Conflict-of-interest statement: All the authors report no relevant conflicts of interest for this article.

Data sharing statement: No additional data are available.

ARRIVE guidelines statement: The authors have read the ARRIVE Guidelines, and the manuscript was prepared and revised according to the ARRIVE Guidelines.

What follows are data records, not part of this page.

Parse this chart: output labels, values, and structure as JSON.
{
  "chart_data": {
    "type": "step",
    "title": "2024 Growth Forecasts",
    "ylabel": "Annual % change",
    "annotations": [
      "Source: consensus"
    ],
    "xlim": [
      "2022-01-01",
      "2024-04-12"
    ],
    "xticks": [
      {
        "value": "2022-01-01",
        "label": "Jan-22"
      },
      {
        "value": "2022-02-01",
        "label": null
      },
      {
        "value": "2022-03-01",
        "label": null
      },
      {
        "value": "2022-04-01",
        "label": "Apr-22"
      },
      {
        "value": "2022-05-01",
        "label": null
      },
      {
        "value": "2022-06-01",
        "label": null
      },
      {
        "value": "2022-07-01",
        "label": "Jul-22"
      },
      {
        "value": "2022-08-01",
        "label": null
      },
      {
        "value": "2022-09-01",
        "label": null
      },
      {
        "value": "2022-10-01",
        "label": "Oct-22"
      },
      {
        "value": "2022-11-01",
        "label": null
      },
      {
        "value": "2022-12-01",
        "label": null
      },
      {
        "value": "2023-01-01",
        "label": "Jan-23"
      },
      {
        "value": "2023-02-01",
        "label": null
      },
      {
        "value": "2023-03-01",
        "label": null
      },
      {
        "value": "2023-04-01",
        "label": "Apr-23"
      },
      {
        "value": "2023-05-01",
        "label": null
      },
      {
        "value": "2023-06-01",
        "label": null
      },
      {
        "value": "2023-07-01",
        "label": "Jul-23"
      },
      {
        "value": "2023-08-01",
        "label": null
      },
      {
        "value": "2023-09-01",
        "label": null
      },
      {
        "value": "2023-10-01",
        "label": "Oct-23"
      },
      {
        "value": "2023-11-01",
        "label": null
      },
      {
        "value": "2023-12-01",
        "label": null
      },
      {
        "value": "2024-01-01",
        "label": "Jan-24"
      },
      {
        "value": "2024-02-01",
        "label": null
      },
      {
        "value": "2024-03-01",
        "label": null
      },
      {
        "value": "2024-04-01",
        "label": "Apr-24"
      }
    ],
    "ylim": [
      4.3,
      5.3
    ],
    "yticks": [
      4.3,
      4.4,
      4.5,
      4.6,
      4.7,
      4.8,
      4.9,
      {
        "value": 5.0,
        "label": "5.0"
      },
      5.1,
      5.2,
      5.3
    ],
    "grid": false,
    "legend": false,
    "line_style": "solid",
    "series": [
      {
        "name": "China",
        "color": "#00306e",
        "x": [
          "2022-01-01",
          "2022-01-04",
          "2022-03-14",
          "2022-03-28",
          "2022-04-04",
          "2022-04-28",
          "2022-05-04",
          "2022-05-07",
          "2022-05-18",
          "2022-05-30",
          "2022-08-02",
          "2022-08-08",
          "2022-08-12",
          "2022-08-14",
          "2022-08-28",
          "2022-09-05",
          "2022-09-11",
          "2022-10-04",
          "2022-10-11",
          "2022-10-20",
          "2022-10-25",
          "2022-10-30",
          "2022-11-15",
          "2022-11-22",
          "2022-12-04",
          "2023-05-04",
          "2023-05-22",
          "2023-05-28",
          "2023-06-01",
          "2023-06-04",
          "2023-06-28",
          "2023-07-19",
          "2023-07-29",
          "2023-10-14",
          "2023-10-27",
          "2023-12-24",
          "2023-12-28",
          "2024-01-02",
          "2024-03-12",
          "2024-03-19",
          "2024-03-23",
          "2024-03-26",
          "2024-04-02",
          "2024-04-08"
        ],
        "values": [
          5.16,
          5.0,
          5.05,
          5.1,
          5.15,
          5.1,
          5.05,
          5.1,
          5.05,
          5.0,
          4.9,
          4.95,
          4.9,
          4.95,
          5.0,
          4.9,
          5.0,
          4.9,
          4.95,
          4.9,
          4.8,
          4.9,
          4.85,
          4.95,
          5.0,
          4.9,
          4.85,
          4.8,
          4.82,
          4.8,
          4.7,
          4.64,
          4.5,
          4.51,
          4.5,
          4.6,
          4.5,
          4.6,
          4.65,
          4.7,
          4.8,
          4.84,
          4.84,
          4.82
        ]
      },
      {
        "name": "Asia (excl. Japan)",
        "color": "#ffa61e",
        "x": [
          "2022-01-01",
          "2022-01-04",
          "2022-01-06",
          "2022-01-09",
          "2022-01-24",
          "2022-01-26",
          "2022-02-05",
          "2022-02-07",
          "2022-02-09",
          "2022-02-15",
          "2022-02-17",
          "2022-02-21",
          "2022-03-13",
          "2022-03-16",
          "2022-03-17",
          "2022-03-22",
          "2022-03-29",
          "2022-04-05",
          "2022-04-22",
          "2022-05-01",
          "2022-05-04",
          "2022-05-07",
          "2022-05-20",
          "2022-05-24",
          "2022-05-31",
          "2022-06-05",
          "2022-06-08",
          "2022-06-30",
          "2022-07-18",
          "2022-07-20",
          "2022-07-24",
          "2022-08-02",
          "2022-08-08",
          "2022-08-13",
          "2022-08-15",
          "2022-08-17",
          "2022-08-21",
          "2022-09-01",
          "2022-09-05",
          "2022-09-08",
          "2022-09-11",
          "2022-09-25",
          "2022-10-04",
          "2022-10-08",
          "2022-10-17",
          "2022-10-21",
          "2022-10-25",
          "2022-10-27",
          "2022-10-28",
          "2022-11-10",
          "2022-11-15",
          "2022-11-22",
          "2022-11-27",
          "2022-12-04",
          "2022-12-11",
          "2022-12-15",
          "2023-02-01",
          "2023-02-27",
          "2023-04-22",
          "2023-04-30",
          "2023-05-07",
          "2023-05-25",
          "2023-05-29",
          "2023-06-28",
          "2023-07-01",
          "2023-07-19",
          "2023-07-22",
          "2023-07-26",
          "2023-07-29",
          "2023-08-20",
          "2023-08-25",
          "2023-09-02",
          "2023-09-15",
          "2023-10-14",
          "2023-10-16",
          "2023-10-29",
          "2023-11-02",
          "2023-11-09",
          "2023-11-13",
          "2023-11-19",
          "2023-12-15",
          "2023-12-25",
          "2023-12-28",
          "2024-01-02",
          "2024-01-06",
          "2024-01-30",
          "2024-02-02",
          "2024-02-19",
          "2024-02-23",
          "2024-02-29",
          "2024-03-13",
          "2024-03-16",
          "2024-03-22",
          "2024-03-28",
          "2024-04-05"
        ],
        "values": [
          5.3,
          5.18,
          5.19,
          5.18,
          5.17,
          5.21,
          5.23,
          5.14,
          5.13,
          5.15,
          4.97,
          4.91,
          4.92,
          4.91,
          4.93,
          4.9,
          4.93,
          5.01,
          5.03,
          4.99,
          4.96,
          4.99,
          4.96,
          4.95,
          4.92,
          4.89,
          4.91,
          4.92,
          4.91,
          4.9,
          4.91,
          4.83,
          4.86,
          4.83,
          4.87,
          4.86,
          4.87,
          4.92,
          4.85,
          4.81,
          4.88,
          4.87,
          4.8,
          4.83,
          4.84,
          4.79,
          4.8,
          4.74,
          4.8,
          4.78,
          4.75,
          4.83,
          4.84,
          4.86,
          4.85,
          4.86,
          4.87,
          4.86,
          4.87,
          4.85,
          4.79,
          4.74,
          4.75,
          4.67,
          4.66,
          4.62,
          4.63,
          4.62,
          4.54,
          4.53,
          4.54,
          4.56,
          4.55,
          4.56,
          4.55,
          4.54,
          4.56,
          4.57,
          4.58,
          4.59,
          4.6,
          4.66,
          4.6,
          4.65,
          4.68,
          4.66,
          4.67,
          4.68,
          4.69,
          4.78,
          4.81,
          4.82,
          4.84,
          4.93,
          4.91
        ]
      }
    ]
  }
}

Open-Access: This article is an open-access article that was selected by an in-house editor and fully peer-reviewed by external reviewers. It is distributed in accordance with the Creative Commons Attribution NonCommercial (CC BY-NC 4.0) license, which permits others to distribute, remix, adapt, build upon this work non-commercially, and license their derivative works on different terms, provided the original work is properly cited and the use is non-commercial. See: https://creativecommons.org/Licenses/by-nc/4.0/

Corresponding author: Bin Yao, BPharm, Chief Pharmacist, Department of Pharmacy, The First People’s Hospital of Huzhou, First Affiliated Hospital of Huzhou University, No. 158 Square Back Road, Wuxing District, Huzhou 313000, Zhejiang Province, China. 50228@zjhu.edu.cn

Received: September 8, 2023
Peer-review started: September 8, 2023
First decision: October 24, 2023
Revised: November 1, 2023
Accepted: November 17, 2023
Article in press: November 17, 2023
Published online: December 27, 2023

ARTICLE HIGHLIGHTS

Research background

There is a lack of recognized safe, effective, and stable drugs to promote liver regeneration at present, which greatly limits the progress of liver surgery. It has been reported that vagus nerve signaling is beneficial to liver regeneration, but the potential mechanism is not fully understood.

Research motivation

In previous studies, we found that blocking the hepatic vagus nerve would exacerbate liver injury caused by ischemia-reperfusion, indicating that the vagus nerve may play a protective role in liver injury. Unfortunately, we cannot determine the effect and mechanism of the vagus nerve in liver regeneration after hepatectomy so far.

Research objectives

Exploring the role and mechanism of hepatic vagus nerve in liver regeneration after partial hepatectomy (PHx).

Research methods

Establishing a PHx+ hepatic vagotomy (Hv) mice model. The effect of vagus on liver regeneration was determined by comparing the liver regeneration levels of the PHx-Hv group and the PHx-sham group mice. Quantikine enzyme-linked immunosorbent assay kit and molecular biology techniques (western blot, polymerase chain reaction, etc.) have been used to further investigate the potential mechanism of Hv on liver regeneration.

Research results

Hv mice showed severe liver injury and weakened liver regeneration after PHx compared to control-group mice. Hv downregulates the production of interleukin-22 (IL-22) induced by PHx, inhibiting the activation of the signal transducer and activator of transcription 3 (STAT3) pathway in the liver. Exogenous IL-22 supplementation reverse the inhibitory effect on liver regeneration induced by Hv, while IL-22 binding protein inhibits the activation of liver STAT3 signaling pathway after PHx, then hindering liver regeneration in PHx-sham mice.

Research conclusions

Hv inhibits the regeneration of residual liver after surgery by downregulating the production of IL-22 induced by PHx.

Research perspectives

We are currently planning to investigate whether drugs that protect the vagus nerve play a positive role in liver regeneration after PHx.